RIP botsin.space
Emotional response & value of botsin.space
- Many express sadness; botsin.space was a long‑running source of joy, creativity, and experimentation with bots.
- People thank the operator for hosting, appreciate the long sunset period, and discuss finding new homes for their bots.
- Some note that, despite technical usefulness, it never gained strong network effects beyond being “just some server in space.”
Running federated instances: cost, complexity, burnout
- Operating Mastodon/Lemmy instances is portrayed as hard: time, money, moderation, and legal obligations (DMCA, privacy laws, possible subpoenas).
- One commenter initially overstated subpoena frequency, later corrected to far lower rates; others note subpoenas usually don’t mean the operator is “in trouble.”
- Cloud costs (especially storage and bandwidth) and Mastodon’s Rails stack are seen as heavy; alternatives like Pleroma/Akkoma/GotoSocial/Honk are cited as lighter.
- Suggestions to charge users or move to cheaper hosts (e.g., Hetzner) meet pushback: that turns a hobby into a business with billing, fraud, tax, and support burdens.
- Some say expiring old posts or self‑hosting at home can control costs.
Federation, centralization, and user power
- Several argue federation doesn’t fully fix power imbalances: users are still at mercy of admins, and most won’t self‑host.
- Others stress the benefit of being able to choose providers, akin to email, even if most people pick a few large instances.
- Mastodon is criticized for poor portability: instance moves often lose post history, and federation quirks make migration and search frustrating.

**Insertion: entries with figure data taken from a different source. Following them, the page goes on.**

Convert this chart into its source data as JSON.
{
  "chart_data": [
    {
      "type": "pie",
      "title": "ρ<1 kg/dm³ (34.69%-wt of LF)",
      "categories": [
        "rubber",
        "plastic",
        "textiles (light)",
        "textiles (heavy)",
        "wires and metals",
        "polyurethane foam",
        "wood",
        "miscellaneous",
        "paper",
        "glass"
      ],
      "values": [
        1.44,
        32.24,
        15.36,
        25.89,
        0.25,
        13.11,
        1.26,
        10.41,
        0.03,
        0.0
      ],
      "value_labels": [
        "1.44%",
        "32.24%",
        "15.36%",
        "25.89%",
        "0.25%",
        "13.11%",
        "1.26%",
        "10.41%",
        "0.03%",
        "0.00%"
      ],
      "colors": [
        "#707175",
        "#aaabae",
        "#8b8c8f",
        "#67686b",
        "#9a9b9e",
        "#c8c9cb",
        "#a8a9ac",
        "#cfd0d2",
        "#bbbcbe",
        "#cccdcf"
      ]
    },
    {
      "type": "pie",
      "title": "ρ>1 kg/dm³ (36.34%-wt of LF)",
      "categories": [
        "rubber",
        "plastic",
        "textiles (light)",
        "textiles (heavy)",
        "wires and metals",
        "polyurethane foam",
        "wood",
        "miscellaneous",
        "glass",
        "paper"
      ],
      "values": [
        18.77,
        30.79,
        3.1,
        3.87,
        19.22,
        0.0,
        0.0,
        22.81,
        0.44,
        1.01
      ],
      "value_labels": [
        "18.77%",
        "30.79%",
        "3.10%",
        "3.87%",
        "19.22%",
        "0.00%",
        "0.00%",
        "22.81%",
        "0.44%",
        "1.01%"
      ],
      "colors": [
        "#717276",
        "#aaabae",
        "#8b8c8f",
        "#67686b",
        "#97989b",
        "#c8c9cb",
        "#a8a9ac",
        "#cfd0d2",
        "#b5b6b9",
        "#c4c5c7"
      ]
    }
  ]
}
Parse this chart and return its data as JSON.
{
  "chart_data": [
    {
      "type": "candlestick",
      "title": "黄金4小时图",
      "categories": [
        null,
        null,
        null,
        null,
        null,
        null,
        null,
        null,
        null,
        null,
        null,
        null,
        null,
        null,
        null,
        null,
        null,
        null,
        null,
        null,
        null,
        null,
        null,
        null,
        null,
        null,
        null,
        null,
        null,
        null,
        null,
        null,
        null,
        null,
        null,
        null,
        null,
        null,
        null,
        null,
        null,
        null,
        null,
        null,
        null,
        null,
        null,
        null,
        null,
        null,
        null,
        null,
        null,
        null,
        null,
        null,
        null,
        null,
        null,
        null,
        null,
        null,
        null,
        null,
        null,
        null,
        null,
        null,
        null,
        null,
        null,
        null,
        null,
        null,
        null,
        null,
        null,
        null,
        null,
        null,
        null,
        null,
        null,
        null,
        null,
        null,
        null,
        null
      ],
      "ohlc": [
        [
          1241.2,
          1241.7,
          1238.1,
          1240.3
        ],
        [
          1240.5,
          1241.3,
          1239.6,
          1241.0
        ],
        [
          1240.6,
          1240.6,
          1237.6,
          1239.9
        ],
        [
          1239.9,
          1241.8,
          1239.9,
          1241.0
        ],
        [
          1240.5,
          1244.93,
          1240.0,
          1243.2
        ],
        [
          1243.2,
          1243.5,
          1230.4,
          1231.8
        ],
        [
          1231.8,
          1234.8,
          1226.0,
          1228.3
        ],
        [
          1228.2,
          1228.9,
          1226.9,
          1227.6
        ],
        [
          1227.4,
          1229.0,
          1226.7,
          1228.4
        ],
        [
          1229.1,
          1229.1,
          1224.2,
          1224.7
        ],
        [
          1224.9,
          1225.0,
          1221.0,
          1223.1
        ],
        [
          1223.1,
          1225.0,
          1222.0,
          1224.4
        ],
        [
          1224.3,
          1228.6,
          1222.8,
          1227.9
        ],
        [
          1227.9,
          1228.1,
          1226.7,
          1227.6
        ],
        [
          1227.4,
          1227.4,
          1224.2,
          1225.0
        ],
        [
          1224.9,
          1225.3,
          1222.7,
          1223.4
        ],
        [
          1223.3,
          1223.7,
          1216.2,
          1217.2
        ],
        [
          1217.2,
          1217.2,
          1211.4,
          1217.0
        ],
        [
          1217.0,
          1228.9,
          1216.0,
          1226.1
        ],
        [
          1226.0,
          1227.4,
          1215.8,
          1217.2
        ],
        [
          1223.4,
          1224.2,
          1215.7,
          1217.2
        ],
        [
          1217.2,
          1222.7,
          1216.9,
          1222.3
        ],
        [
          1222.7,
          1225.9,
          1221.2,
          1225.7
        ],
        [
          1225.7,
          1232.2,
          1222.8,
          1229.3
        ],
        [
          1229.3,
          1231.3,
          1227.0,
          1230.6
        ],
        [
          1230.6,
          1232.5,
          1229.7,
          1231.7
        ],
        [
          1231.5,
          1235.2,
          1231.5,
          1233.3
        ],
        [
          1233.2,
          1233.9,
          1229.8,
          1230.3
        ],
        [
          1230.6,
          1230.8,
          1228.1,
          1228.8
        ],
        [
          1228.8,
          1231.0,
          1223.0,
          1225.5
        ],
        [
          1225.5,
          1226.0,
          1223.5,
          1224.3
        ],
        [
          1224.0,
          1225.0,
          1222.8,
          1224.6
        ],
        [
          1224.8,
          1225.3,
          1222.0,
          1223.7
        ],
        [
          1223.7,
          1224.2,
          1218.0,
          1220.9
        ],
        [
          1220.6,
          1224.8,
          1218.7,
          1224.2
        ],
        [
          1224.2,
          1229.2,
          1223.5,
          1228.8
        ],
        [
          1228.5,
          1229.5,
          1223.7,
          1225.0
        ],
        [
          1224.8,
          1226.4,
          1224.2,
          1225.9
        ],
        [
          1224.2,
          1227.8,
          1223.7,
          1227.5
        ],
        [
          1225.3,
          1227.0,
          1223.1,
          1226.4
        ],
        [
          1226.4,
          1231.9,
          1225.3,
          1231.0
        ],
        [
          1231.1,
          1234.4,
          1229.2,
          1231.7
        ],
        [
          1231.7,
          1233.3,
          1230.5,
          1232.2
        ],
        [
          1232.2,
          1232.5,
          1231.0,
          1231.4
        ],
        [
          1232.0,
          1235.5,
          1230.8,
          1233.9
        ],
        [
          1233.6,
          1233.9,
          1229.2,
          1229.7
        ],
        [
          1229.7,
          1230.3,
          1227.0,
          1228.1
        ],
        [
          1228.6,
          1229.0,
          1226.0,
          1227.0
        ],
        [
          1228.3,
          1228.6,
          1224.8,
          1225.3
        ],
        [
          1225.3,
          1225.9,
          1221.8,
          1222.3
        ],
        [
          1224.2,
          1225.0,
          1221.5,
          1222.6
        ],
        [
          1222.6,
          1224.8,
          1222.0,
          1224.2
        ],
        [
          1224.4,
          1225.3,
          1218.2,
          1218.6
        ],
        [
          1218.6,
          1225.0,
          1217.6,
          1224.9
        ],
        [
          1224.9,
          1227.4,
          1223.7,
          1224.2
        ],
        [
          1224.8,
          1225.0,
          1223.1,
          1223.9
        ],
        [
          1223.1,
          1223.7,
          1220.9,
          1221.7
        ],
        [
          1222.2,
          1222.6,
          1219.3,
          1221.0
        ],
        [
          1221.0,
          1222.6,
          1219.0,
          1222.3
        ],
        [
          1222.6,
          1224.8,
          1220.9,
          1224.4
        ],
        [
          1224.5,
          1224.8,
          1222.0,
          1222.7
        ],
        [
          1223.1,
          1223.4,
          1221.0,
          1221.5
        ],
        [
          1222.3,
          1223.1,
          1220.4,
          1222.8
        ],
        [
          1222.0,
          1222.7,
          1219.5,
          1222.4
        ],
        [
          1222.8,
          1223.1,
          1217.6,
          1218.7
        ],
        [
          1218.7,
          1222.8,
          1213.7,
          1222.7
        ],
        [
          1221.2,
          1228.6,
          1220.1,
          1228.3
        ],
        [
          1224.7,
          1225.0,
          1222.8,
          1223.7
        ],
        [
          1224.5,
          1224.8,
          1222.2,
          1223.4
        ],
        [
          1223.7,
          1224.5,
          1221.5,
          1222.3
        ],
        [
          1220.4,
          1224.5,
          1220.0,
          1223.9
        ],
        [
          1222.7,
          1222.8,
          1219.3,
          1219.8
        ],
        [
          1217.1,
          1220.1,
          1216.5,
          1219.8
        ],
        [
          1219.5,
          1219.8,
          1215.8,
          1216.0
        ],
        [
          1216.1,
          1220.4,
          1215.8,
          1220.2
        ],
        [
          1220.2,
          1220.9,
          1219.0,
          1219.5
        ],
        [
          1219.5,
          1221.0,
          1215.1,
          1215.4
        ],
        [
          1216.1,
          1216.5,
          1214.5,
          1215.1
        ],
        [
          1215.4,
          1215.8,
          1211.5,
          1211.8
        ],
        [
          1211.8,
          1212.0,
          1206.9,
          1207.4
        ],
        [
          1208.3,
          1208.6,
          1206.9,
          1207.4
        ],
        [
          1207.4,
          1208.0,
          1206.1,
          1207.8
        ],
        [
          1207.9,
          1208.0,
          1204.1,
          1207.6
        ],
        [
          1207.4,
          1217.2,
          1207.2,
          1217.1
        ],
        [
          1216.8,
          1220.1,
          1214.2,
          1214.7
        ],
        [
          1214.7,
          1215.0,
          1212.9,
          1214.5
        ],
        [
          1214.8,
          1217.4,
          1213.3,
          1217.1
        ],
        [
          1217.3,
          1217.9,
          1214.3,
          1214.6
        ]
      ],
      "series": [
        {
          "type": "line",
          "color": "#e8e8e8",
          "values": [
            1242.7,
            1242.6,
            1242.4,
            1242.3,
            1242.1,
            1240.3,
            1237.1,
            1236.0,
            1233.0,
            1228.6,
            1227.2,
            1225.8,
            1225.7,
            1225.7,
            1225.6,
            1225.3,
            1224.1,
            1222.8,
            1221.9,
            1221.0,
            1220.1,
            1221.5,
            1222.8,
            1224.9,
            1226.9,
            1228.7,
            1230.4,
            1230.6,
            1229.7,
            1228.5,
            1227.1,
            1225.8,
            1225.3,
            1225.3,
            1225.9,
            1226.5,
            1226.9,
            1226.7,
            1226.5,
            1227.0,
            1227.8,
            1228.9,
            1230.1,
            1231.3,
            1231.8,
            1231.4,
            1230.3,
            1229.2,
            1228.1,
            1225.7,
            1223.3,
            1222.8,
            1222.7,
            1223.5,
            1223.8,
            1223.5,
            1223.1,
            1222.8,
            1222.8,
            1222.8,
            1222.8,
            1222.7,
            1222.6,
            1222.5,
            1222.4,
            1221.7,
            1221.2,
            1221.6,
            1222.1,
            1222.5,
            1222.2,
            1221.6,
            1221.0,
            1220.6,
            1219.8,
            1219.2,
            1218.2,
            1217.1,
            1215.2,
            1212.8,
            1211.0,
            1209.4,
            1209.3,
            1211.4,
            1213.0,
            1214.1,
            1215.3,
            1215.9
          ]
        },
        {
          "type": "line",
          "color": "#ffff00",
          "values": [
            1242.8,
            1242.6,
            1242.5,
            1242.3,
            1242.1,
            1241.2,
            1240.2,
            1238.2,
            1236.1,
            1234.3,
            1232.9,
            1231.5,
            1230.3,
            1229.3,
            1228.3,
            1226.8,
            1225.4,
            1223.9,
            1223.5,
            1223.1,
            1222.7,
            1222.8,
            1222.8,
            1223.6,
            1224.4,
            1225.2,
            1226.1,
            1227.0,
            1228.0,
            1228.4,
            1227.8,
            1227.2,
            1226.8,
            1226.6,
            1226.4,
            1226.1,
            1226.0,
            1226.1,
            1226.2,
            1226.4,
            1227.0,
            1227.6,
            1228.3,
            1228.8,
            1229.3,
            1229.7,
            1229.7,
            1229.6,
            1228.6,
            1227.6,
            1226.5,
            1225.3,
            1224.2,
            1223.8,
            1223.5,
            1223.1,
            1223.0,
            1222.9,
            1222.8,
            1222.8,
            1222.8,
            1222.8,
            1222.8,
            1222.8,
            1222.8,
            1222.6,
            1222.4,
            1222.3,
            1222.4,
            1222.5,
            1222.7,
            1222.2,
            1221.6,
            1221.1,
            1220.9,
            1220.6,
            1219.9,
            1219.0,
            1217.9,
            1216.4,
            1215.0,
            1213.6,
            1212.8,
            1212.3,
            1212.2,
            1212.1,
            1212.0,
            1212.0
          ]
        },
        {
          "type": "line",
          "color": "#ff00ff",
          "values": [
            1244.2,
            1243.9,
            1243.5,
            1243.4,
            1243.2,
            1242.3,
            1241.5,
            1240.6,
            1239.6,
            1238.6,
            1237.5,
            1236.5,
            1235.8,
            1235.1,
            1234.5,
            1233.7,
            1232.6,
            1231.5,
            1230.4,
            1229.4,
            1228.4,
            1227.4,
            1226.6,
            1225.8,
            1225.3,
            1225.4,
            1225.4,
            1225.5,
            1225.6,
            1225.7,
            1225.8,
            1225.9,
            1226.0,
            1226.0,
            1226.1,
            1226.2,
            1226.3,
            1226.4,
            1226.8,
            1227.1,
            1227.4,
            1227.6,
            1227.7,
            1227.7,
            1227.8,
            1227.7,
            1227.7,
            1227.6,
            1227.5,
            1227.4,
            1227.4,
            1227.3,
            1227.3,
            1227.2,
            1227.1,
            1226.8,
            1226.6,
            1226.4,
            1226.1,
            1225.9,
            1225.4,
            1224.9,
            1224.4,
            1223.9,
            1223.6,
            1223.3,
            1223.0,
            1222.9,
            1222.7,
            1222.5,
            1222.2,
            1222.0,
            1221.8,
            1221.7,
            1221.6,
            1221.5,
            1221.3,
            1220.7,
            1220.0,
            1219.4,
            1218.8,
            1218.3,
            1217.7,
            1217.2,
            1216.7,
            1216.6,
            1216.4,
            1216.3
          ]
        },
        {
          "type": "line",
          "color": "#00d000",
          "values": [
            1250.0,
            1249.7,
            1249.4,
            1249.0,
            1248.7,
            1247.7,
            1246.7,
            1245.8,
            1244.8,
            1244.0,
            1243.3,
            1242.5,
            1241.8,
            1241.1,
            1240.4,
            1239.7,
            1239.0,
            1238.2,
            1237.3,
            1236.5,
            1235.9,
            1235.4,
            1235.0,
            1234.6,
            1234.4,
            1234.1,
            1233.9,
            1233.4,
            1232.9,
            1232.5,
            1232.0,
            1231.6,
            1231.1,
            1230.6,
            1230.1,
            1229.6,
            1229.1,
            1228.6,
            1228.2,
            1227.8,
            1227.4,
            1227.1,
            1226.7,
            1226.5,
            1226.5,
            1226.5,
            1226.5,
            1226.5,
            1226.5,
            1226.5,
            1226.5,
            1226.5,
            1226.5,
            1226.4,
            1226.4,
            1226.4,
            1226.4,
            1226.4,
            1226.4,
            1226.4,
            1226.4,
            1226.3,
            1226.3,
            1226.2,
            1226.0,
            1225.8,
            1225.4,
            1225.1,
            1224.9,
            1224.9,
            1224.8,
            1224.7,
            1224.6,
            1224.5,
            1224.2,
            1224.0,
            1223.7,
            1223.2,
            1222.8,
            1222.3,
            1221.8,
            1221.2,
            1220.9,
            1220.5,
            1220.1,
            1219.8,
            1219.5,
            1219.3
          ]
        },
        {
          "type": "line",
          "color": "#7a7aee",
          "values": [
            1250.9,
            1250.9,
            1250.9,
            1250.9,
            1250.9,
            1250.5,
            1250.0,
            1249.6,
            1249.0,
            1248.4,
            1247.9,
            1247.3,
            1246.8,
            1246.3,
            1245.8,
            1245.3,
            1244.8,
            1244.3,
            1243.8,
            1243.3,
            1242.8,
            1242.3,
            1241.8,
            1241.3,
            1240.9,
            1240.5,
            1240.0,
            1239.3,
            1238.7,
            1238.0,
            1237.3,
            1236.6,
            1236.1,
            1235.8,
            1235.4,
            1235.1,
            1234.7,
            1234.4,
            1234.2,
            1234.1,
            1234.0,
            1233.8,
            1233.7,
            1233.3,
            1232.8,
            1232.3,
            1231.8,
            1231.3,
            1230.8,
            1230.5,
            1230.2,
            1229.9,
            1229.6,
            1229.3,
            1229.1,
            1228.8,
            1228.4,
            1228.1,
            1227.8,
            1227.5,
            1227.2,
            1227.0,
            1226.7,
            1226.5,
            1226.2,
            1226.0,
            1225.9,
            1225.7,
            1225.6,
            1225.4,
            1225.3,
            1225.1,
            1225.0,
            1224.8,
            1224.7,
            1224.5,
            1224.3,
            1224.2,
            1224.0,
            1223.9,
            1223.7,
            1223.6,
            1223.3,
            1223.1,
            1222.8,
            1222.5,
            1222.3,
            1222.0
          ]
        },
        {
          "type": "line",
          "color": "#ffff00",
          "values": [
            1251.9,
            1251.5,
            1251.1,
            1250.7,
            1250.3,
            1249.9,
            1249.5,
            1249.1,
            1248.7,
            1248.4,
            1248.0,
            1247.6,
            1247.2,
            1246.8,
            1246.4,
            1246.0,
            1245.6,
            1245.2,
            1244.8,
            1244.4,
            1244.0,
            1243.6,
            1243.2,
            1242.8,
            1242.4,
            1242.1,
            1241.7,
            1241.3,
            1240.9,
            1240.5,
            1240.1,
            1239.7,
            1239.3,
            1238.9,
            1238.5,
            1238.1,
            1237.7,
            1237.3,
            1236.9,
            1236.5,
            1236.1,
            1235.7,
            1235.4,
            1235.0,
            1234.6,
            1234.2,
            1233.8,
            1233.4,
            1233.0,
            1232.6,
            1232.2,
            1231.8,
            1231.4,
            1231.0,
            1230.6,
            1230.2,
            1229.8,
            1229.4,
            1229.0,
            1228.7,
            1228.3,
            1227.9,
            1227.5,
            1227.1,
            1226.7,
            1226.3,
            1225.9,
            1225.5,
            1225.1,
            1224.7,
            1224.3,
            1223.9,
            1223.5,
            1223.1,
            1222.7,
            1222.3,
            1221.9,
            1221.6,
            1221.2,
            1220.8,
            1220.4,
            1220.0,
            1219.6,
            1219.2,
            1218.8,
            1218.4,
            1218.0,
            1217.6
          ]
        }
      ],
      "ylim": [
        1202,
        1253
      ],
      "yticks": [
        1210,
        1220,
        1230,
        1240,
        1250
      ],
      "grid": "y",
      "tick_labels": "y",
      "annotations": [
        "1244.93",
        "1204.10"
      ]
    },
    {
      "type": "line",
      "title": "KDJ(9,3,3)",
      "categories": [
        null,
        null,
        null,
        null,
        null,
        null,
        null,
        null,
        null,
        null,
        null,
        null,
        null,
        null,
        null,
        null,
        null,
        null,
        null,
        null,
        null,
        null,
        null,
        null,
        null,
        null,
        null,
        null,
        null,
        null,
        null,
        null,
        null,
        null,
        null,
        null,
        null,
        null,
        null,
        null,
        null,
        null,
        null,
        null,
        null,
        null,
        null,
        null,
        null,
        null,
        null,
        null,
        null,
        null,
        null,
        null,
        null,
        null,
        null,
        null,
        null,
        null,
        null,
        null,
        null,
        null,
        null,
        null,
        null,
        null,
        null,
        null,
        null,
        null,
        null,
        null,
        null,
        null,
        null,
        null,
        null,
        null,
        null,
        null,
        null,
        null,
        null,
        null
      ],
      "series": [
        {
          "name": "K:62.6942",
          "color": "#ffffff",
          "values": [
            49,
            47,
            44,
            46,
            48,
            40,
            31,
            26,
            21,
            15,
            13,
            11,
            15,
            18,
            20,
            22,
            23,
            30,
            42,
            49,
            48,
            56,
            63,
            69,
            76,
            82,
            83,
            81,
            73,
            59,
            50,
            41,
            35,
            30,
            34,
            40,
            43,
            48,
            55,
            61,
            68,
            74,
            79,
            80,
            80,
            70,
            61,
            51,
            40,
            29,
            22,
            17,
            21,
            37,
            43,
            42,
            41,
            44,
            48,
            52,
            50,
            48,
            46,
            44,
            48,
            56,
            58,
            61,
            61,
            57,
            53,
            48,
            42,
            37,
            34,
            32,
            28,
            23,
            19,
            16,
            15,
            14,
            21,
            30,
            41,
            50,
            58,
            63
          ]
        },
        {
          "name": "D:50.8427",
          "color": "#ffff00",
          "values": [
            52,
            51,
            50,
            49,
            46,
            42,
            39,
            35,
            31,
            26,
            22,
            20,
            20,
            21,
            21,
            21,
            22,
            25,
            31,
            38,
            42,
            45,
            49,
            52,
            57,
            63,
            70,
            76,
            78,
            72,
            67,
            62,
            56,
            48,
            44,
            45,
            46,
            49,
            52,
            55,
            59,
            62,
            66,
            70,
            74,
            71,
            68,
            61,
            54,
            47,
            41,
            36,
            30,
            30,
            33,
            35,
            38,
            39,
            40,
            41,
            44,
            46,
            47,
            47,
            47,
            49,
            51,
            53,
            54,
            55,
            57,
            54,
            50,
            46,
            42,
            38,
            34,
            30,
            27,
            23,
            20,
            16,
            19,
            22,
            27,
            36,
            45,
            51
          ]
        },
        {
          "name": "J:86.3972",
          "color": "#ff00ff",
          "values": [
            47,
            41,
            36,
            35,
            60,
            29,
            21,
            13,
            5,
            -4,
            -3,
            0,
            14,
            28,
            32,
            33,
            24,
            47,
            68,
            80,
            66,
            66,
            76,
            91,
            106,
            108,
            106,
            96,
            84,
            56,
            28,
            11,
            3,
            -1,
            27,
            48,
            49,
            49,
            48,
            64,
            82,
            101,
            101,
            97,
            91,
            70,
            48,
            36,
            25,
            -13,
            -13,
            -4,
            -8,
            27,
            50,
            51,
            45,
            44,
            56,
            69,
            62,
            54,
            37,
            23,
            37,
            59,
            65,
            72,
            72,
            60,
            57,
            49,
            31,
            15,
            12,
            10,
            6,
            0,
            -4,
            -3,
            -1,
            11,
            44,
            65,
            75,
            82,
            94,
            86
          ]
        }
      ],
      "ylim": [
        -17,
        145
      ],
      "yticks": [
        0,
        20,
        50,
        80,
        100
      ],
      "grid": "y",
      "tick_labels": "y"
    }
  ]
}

- Defederation “wars” and UX hurdles (choosing a server, broken trending/search) are seen as barriers to mainstream adoption.
Protocol & architecture debates (ActivityPub, ATProto, Matrix, etc.)
- ActivityPub’s heaviness is attributed more to specific implementations (e.g., Mastodon/Rails) than the protocol itself; some servers run efficiently.
- Performance debates span languages (Ruby vs Rust/Scala/etc.) and architectures (push vs pull, fan‑out, media retention).
- Comparisons:
- ActivityPub/Mastodon: many small “Twitters,” federation by servers.
- ATProto/Bluesky: portable identities via DIDs and domains; identity decoupled from hosting; seen by some as closer to email/web’s durability model.
- Matrix: criticized for slow federation and uneven server implementations; some users retreat to XMPP.
- Nostr and P2P ideas are discussed but seen as hard on mobile and for large‑scale querying.
Long‑term sustainability & the “death of sites”
- Commenters expect more shutdowns in the fediverse: volunteer‑run services can’t guarantee permanence.
- Some accept this as normal internet churn; others find frequent migrations and “islands” of community discouraging.
- Archive/“deathwatch” efforts are linked as a way to track and preserve dying services.